Handball Kieler Coup

Alleskönner: Sander Sagosen (am Ball) setzt sich im WM-Halbfinale gegen Steffen Weinhold durch, seinen künftigen Klubkollegen in Kiel.

(Foto: Soeren Stache/dpa)

So gut wie jeder europäische Topklub hat den Norweger Sander Sagosen umworben. Dem THW Kiel gelingt die Verpflichtung des 23-Jährigen.

Von Joachim Mölter, Kiel/München

Dem Handball-Bundesligisten THW Kiel ist ein Transfercoup gelungen: Wie der deutsche Rekordmeister am Freitag bestätigte, hat er den norwegischen Nationalspieler Sander Sagosen für drei Jahre unter Vertrag genommen - allerdings erst von der Saison 2020/21 an. Bis zum Sommer 2020 steht der 23-Jährige noch in Diensten des französischen Meisters Paris Saint-Germain. "Wir freuen uns riesig, und es macht uns stolz, dass Sander sich für den THW entschieden hat", sagte Kiels Sportlicher Leiter Viktor Szilagyi und fügte hinzu: "Diese Entscheidung ist eine Riesen-Motivation für alle in unserem Verein. Sander ist unser absoluter Wunschspieler."

Offenkundig war Sander Sagosen aber nicht nur ein Wunschspieler des THW. Die Kieler Nachrichten zitierten jedenfalls dessen Berater Arnar Freyr Theodorsson, demzufolge der Rückraumspieler von "so gut wie allen" großen Klubs Europas umworben worden war. Der Rechtshänder gilt als künftiger Welt-Handballer, eine Auszeichnung, die ihm durchaus auf Jahre hinaus zuteil werden könnte.

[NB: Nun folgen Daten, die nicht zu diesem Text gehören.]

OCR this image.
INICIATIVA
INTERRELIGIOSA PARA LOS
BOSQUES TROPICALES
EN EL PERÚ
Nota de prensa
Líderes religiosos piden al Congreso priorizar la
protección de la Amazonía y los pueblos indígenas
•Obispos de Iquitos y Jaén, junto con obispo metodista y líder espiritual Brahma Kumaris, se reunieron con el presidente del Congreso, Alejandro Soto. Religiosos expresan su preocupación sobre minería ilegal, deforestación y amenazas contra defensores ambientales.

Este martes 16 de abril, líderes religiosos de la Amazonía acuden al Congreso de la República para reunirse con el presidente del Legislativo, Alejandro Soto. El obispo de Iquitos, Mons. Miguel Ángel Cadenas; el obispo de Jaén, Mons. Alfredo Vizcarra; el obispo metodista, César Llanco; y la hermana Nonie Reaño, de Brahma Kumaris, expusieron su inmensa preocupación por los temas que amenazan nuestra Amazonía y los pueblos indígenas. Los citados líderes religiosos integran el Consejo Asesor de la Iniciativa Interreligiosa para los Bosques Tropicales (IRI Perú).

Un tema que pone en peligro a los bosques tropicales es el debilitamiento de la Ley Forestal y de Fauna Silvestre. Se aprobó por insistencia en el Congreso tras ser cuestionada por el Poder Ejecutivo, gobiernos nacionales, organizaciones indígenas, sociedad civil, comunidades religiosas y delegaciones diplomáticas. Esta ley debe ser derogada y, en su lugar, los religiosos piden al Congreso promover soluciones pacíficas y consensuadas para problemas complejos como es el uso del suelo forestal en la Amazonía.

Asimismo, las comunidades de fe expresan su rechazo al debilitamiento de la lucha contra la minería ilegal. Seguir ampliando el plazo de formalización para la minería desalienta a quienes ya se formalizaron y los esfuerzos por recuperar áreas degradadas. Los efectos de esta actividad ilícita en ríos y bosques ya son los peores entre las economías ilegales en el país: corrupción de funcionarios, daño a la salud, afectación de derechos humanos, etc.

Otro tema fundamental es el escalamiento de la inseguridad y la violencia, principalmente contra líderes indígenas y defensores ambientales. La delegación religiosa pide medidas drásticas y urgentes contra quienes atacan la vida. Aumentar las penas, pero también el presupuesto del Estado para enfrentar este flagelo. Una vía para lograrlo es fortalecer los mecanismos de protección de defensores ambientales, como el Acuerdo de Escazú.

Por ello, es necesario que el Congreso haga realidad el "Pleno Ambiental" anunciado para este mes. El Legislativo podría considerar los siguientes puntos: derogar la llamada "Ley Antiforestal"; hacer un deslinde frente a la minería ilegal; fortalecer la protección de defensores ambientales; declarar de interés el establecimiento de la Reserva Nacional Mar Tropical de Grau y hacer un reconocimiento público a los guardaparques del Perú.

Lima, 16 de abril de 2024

Der 1,95 Meter große Mann aus Trondheim führte die Auswahl seines Landes bereits zweimal ins WM-Finale, 2017 und 2019; dort unterlagen die Norweger jeweils nur den Turniergastgebern Frankreich (26:33) bzw. Dänemark (22:31). Sagosen selbst wurde bei beiden Veranstaltungen ins All-Star-Team gewählt - jeweils als bester Spieler im linken Rückraum. Dass er bei den Europameisterschaften 2016 und 2018 als bester Regisseur in der Rückraum-Mitte geehrt wurde, verdeutlicht nur seine Vielseitigkeit: Sagosen besitzt Spielverständnis sowie Übersicht, um seine Mitspieler einzusetzen, und ist obendrein auch selbst torgefährlich. Die deutsche Mannschaft hat das Ende Januar zu spüren bekommen, im 25:31 verlorenen WM-Halbfinale von Hamburg: Da erzielte Sagosen sechs Tore selbst und setzte zudem immer wieder seinen Kreisläufer Bjarte Myrhol (ebenfalls sechs Treffer) und seinen rechten Nebenmann im Rückraum, Magnus Röd (sieben), in Szene.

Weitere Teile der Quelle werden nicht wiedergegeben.